Using ecological momentary assessment to examine antecedents and correlates of physical activity bouts in adults age 50+ years: a pilot study.

Health Promotion Research Branch, Behavioral Research Program, Division of Cancer Control and Population Sciences, National Cancer Institute, Bethesda, MD, USA.
Annals of Behavioral Medicine (Impact Factor: 4.2). 12/2009; 38(3):249-55. DOI: 10.1007/s12160-009-9141-4
Source: PubMed

ABSTRACT National recommendations supporting the promotion of multiple short (10+ minute) physical activity bouts each day to increase overall physical activity levels in middle-aged and older adults underscore the need to identify antecedents and correlates of such daily physical activity episodes.
This pilot study used Ecological Momentary Assessment to examine the time-lagged and concurrent effects of empirically supported social, cognitive, affective, and physiological factors on physical activity among adults age 50+ years.

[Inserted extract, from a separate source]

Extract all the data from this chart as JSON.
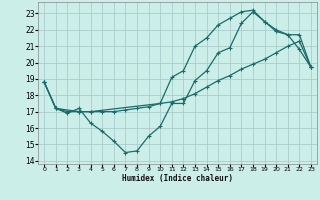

Participants (N = 23) responded to diary prompts on a handheld computer four times per day across a 2-week period. Moderate-to-vigorous physical activity (MVPA), self-efficacy, positive and negative affect, control, demand, fatigue, energy, social interactions, and stressful events were assessed during each sequence.
Multivariate results showed that greater self-efficacy and control predicted greater MVPA at each subsequent assessment throughout the day (p < 0.05). Also, having a positive social interaction was concurrently related to higher levels of MVPA (p = 0.052).
Time-varying multidimensional individual processes predict within daily physical activity levels.